Y acá estamos, en la plaza acariciando perros, tomando un vino áspero como si recién hubiéramos salido del bar pero nunca entramos (nunca entraste) y ya son las ocho de la mañana, el sol salió hasta en este otoño de días cortos. Seguimos girando en las hamacas y vos seguís cantándome esa canción que nos gusta. Me cantás en la cara, sostenés mis cadenas que no paran de hamacarse, nos vamos a chocar. Y nos chocamos. Y seguimos un poco esquivando miradas. "Vos sos mi amiga" decís mientras me pasás el vino tan áspero que no podemos terminarlo y la que corre la mirada al perro que nos ignora soy yo.
"Mejores amigos", volvés a decir y te miro. Tenés la mirada turbia del vino y el faso pero me mirás, "amigos para siempre" te contesto sonriendo y te bajás para acercarte al perro. Desvariamos con él y sus nombres, se llama Fausto Moriarty para siempre (¿por qué siempre desvarío sobre perros con quien quiera que sea?).
¿Por qué no estás borracha como yo? Estoy más loca que borracha, eso pasa. Que bien nos haría un fasito ahora. Sí. Silencio. Es tan difícil hablar con vos y tus silencios. Perdón, podemos hablar de lo que sea. No, igual está bien pero no tenemos relojes y debe ser tarde, estoy borracho y vos sobria y callada, no puedo dejar de cantar ni tomar. Está bien, de todas formas es el horario correcto, cuando veamos un cartero vamos a la parada. Hoy es domingo, ¿hay carteros? Ja, creo que no, hice trampa. Me gusta esa trampa.

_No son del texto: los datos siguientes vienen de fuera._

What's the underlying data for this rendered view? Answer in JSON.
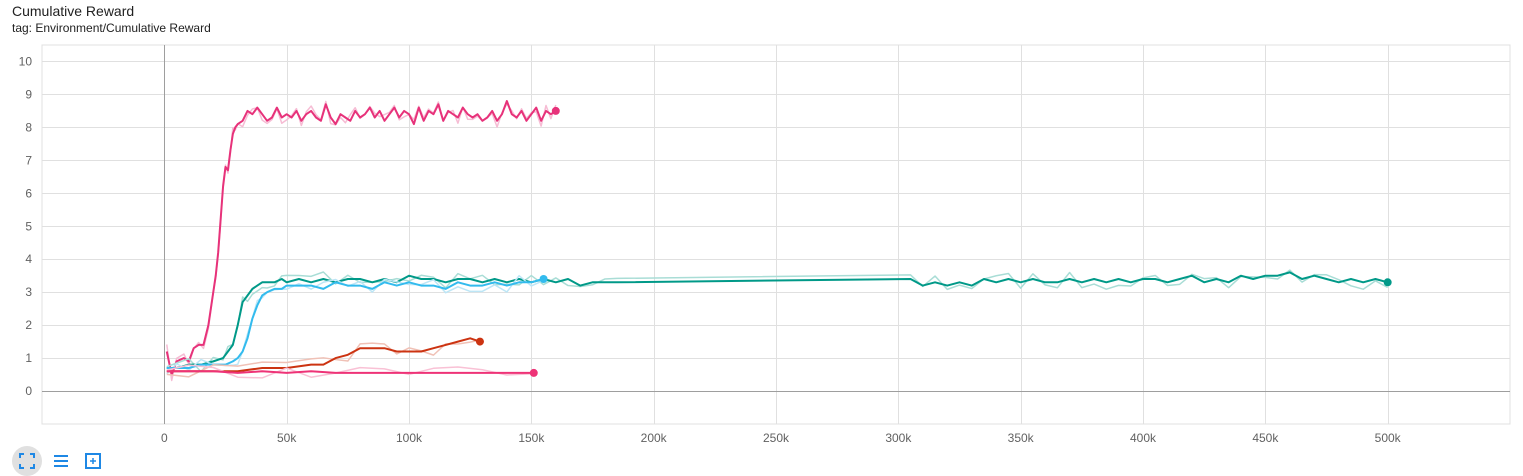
{
  "header": {
    "title": "Cumulative Reward",
    "subtitle": "tag: Environment/Cumulative Reward"
  },
  "toolbar": {
    "icons": [
      "fit-domain-icon",
      "toggle-log-scale-icon",
      "expand-chart-icon"
    ]
  },
  "chart_data": {
    "type": "line",
    "title": "Cumulative Reward",
    "xlabel": "",
    "ylabel": "",
    "xlim": [
      -50000,
      550000
    ],
    "ylim": [
      -1,
      10.5
    ],
    "x_ticks": [
      0,
      50000,
      100000,
      150000,
      200000,
      250000,
      300000,
      350000,
      400000,
      450000,
      500000
    ],
    "x_tick_labels": [
      "0",
      "50k",
      "100k",
      "150k",
      "200k",
      "250k",
      "300k",
      "350k",
      "400k",
      "450k",
      "500k"
    ],
    "y_ticks": [
      0,
      1,
      2,
      3,
      4,
      5,
      6,
      7,
      8,
      9,
      10
    ],
    "y_tick_labels": [
      "0",
      "1",
      "2",
      "3",
      "4",
      "5",
      "6",
      "7",
      "8",
      "9",
      "10"
    ],
    "grid": true,
    "legend": "none",
    "series": [
      {
        "color": "#e7327a",
        "raw_color": "#f6bcd4",
        "x": [
          1000,
          3000,
          5000,
          8000,
          10000,
          12000,
          14000,
          16000,
          18000,
          20000,
          21000,
          22000,
          23000,
          24000,
          25000,
          26000,
          27000,
          28000,
          29000,
          30000,
          32000,
          34000,
          36000,
          38000,
          40000,
          42000,
          44000,
          46000,
          48000,
          50000,
          52000,
          54000,
          56000,
          58000,
          60000,
          62000,
          64000,
          66000,
          68000,
          70000,
          72000,
          74000,
          76000,
          78000,
          80000,
          82000,
          84000,
          86000,
          88000,
          90000,
          92000,
          94000,
          96000,
          98000,
          100000,
          102000,
          104000,
          106000,
          108000,
          110000,
          112000,
          114000,
          116000,
          118000,
          120000,
          122000,
          124000,
          126000,
          128000,
          130000,
          132000,
          134000,
          136000,
          138000,
          140000,
          142000,
          144000,
          146000,
          148000,
          150000,
          152000,
          154000,
          156000,
          158000,
          160000
        ],
        "y": [
          1.2,
          0.5,
          0.9,
          1.0,
          0.9,
          1.3,
          1.4,
          1.4,
          2.0,
          3.0,
          3.5,
          4.2,
          5.2,
          6.2,
          6.8,
          6.7,
          7.3,
          7.8,
          8.0,
          8.1,
          8.2,
          8.5,
          8.4,
          8.6,
          8.4,
          8.2,
          8.3,
          8.6,
          8.3,
          8.4,
          8.3,
          8.5,
          8.2,
          8.4,
          8.5,
          8.3,
          8.2,
          8.7,
          8.3,
          8.1,
          8.4,
          8.3,
          8.2,
          8.5,
          8.3,
          8.4,
          8.6,
          8.3,
          8.5,
          8.2,
          8.4,
          8.6,
          8.3,
          8.5,
          8.4,
          8.1,
          8.6,
          8.2,
          8.5,
          8.4,
          8.7,
          8.2,
          8.5,
          8.4,
          8.3,
          8.6,
          8.4,
          8.3,
          8.4,
          8.2,
          8.3,
          8.5,
          8.2,
          8.4,
          8.8,
          8.4,
          8.3,
          8.5,
          8.2,
          8.4,
          8.6,
          8.2,
          8.5,
          8.4,
          8.5
        ]
      },
      {
        "color": "#009988",
        "raw_color": "#a9ddd6",
        "x": [
          1000,
          5000,
          10000,
          15000,
          20000,
          24000,
          26000,
          28000,
          30000,
          32000,
          34000,
          36000,
          38000,
          40000,
          42000,
          45000,
          48000,
          50000,
          55000,
          60000,
          65000,
          70000,
          75000,
          80000,
          85000,
          90000,
          95000,
          100000,
          105000,
          110000,
          115000,
          120000,
          125000,
          130000,
          135000,
          140000,
          145000,
          150000,
          155000,
          160000,
          165000,
          170000,
          175000,
          180000,
          185000,
          305000,
          310000,
          315000,
          320000,
          325000,
          330000,
          335000,
          340000,
          345000,
          350000,
          355000,
          360000,
          365000,
          370000,
          375000,
          380000,
          385000,
          390000,
          395000,
          400000,
          405000,
          410000,
          415000,
          420000,
          425000,
          430000,
          435000,
          440000,
          445000,
          450000,
          455000,
          460000,
          465000,
          470000,
          475000,
          480000,
          485000,
          490000,
          495000,
          500000
        ],
        "y": [
          0.7,
          0.7,
          0.8,
          0.8,
          0.9,
          1.0,
          1.2,
          1.4,
          2.0,
          2.7,
          2.9,
          3.1,
          3.2,
          3.3,
          3.3,
          3.3,
          3.4,
          3.3,
          3.4,
          3.3,
          3.4,
          3.3,
          3.4,
          3.4,
          3.3,
          3.4,
          3.3,
          3.5,
          3.4,
          3.4,
          3.3,
          3.4,
          3.4,
          3.3,
          3.4,
          3.3,
          3.4,
          3.3,
          3.4,
          3.3,
          3.4,
          3.2,
          3.3,
          3.3,
          3.3,
          3.4,
          3.2,
          3.3,
          3.2,
          3.3,
          3.2,
          3.4,
          3.3,
          3.4,
          3.3,
          3.4,
          3.3,
          3.3,
          3.4,
          3.3,
          3.4,
          3.3,
          3.4,
          3.3,
          3.4,
          3.4,
          3.3,
          3.4,
          3.5,
          3.3,
          3.4,
          3.3,
          3.5,
          3.4,
          3.5,
          3.5,
          3.6,
          3.4,
          3.5,
          3.4,
          3.3,
          3.4,
          3.3,
          3.4,
          3.3
        ]
      },
      {
        "color": "#33bbee",
        "raw_color": "#bde6f6",
        "x": [
          1000,
          5000,
          10000,
          15000,
          20000,
          25000,
          28000,
          30000,
          32000,
          34000,
          36000,
          38000,
          40000,
          42000,
          45000,
          48000,
          50000,
          55000,
          60000,
          65000,
          70000,
          75000,
          80000,
          85000,
          90000,
          95000,
          100000,
          105000,
          110000,
          115000,
          120000,
          125000,
          130000,
          135000,
          140000,
          145000,
          150000,
          155000
        ],
        "y": [
          0.7,
          0.7,
          0.7,
          0.8,
          0.8,
          0.8,
          0.9,
          1.0,
          1.2,
          1.6,
          2.2,
          2.6,
          2.9,
          3.0,
          3.1,
          3.1,
          3.2,
          3.2,
          3.2,
          3.1,
          3.3,
          3.2,
          3.2,
          3.1,
          3.3,
          3.2,
          3.3,
          3.2,
          3.2,
          3.1,
          3.3,
          3.2,
          3.2,
          3.3,
          3.2,
          3.3,
          3.3,
          3.4
        ]
      },
      {
        "color": "#cc3311",
        "raw_color": "#f0c1b6",
        "x": [
          1000,
          10000,
          20000,
          30000,
          40000,
          50000,
          60000,
          65000,
          70000,
          75000,
          80000,
          85000,
          90000,
          95000,
          100000,
          105000,
          110000,
          115000,
          120000,
          125000,
          129000
        ],
        "y": [
          0.6,
          0.6,
          0.6,
          0.6,
          0.7,
          0.7,
          0.8,
          0.8,
          1.0,
          1.1,
          1.3,
          1.3,
          1.3,
          1.2,
          1.2,
          1.2,
          1.3,
          1.4,
          1.5,
          1.6,
          1.5
        ]
      },
      {
        "color": "#ee3377",
        "raw_color": "#f9c1d5",
        "x": [
          1000,
          10000,
          20000,
          30000,
          40000,
          50000,
          60000,
          70000,
          80000,
          90000,
          100000,
          110000,
          120000,
          130000,
          140000,
          151000
        ],
        "y": [
          0.6,
          0.6,
          0.6,
          0.55,
          0.6,
          0.55,
          0.6,
          0.55,
          0.55,
          0.55,
          0.55,
          0.55,
          0.55,
          0.55,
          0.55,
          0.55
        ]
      }
    ]
  }
}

Sos mi amigo, lo sé. Sos también mi pequeña obsesión y tal vez lo sepas, el disimulo no es mi aliado pero estoy en tregua con esos sentimientos porque ser tu amiga me trae paz también. No soy tan estúpida como para creer en la friendzone porque ser tu amiga no es tortura alguna, no hay un recordatorio constante de fatalidad al hablar con vos. Te acompaño cantando esa canción y estás contento. Hacemos cada uno nuestros respectivos papeles, vos Ariel, yo Soko, los dos en esa Lovetrap. La cantamos una, dos, tres, cuatro veces, mezclamos versos, la volvemos a empezar antes de terminar. La actuamos en nuestras hamacas, giramos, nos vamos a chocar y paramos. Siento sal en la boca pero no quiero vomitar, es raro, no estoy mareada. Te recostás sobre mi hombro y por primera vez decido no mirarte porque no sé que voy a hacer o decir si te miro a esa distancia. Pero la curiosidad me puede y te miro cuando me mirás y me das un beso que al principio no sé si puedo responder pero sucede. Nos hamacamos un rato más y pasa una camioneta de Correo Argentino y nos cagamos de risa bien fuerte.